Some confounding factors must be taken into account in assessing subjective sleep disorders in patients with PMR or SEORA. For instance, they have been related to mood disorders, such as depression and anxiety [5]. A higher prevalence of depressive and anxiety symptoms was evident in RA patients compared to the normal population [30, 31]. Depression is also common in patients with PMR [10]. In our study, we found no correlation between sleep disorders and anxiety or depression. Indeed, NPI scores were identical in the two groups at both T0 and T1 and T2.

Other significant confounding factors, such as intake of prednisone and/or drugs used to treat or that could favor sleep disturbances in the previous month, were exclusion criteria.

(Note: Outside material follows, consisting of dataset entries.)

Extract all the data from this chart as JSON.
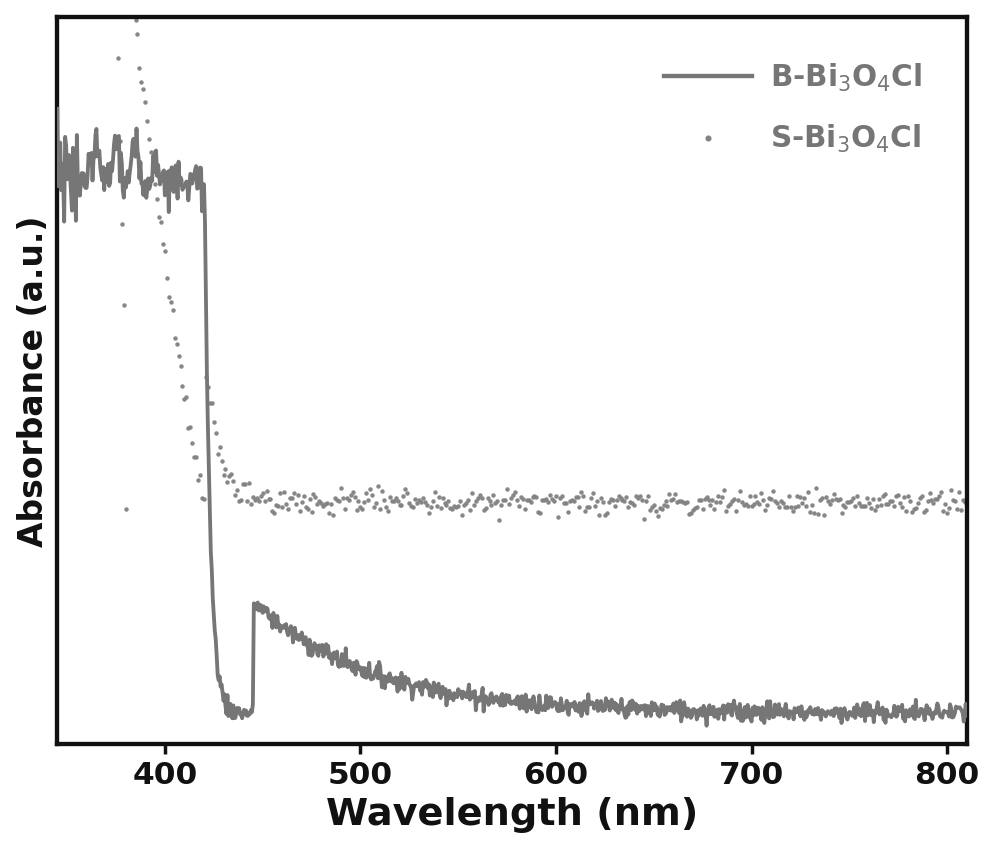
{
  "color_solid": "#767676",
  "color_dotted": "#828282",
  "color_axes": "#111111",
  "xlabel": "Wavelength (nm)",
  "ylabel": "Absorbance (a.u.)",
  "xlim": [
    345,
    810
  ],
  "xticks": [
    400,
    500,
    600,
    700,
    800
  ],
  "legend_label_solid": "B-Bi$_3$O$_4$Cl",
  "legend_label_dotted": "S-Bi$_3$O$_4$Cl",
  "xlabel_fontsize": 22,
  "ylabel_fontsize": 19,
  "tick_fontsize": 18,
  "legend_fontsize": 17,
  "linewidth_solid": 2.2,
  "linewidth_dotted": 2.2,
  "figsize": [
    8.0,
    6.8
  ],
  "dpi": 125
}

Glucocorticoids given to the patients were clinically effective. After one-month therapy with a standardized dose (12.5–15 mg/day) of prednisone, MOS-SS scores significantly improved in the two groups, focusing the attention on the relationship between sleep disturbances, immunity and inflammation. This relationship is complex and unclear in many respects [32, 33]. For instance, some researchers highlighted that in patients affected by moderately or severely active RA treated with interleukin 6 (IL-6) receptor antagonist tocilizumab, sleep quality improved significantly at first-month assessment compared to baseline. This observation could suggest that IL-6 has a relevant role in the sleep impairment of RA patients [34].

Nevertheless, other biological disease-modifying anti-rheumatic drugs that are not specifically active towards this cytokine have a similar positive impact on sleep quality in patients with RA [35, 36]. Unfortunately, we did not assess serum concentrations of IL-6. However, it is common knowledge that IL-6 plays a central role in the hepatic production of CRP, and CRP concentrations were not significantly different in our patients at T0, T1 and T2.

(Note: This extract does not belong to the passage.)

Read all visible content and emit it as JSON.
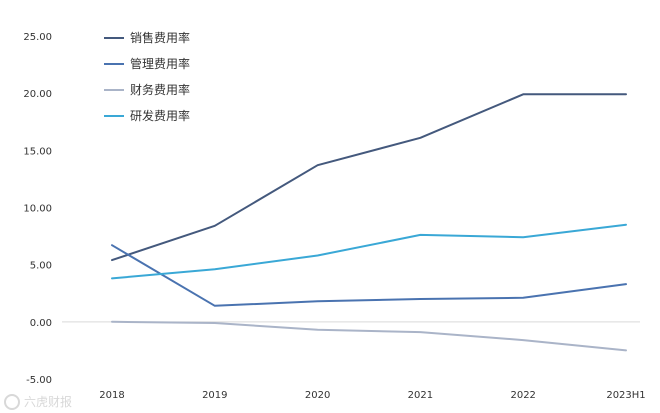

Morning stiffness duration is another discussion point. In PMR, MS is a generally accepted core symptom with a greater decision-making impact (two points) in comparison to RA (one point) [4, 11, 18, 37, 38]. In our study, MS was significantly longer at baseline in patients affected by PMR than in those affected by SEORA (90.9 ±9.9 vs. 45.0 ±5.5; p-value = 0.000), whereas we did not find a statistically significant difference in CRP concentrations in the two groups (26.4 ±8.2 vs. 24.0 ±6.0 mg/dl;p-value = not significant). The relationship between MS and sleep impairment is bi-directional, with inflammation as only one of the involved factors. The abrupt onset of PMR during nighttime rest that is much more frequent in PMR patients than in SEORA patients and the possible role of other, different inflammation mediators can explain the discrepancy between MS and CRP concentrations [39].

Finally, we did not find a statistically significant difference in CRP concentrations in the two groups. In Table II, we did not list ESR values. It is common knowledge that in a proportion of PMR patients – from 7 up to 22% – ESR is not raised at the time of diagnosis [40, 41]. Moreover, ESR can depend on several variables, whereas this does not happen with CRP concentrations [42]. For these reasons, we choose to assess only CRP concentrations.

Strengths and limitations

The study design seems to be its main strength. On the other hand, lack of some laboratory findings (such as IL-6 serum concentrations), and of assessment of objective sleep disorders (through polysomnography, for example) could be considered as limitations.


Our pilot study suggests that the assessment of subjective sleep disturbances can be useful in the differential diagnosis between newly diagnosed PMR and newly diagnosed SEORA.

To date, the reasons why PMR patients have higher MOS-SS scores at the time of diagnosis remain speculative, and should inform future appropriately designed studies.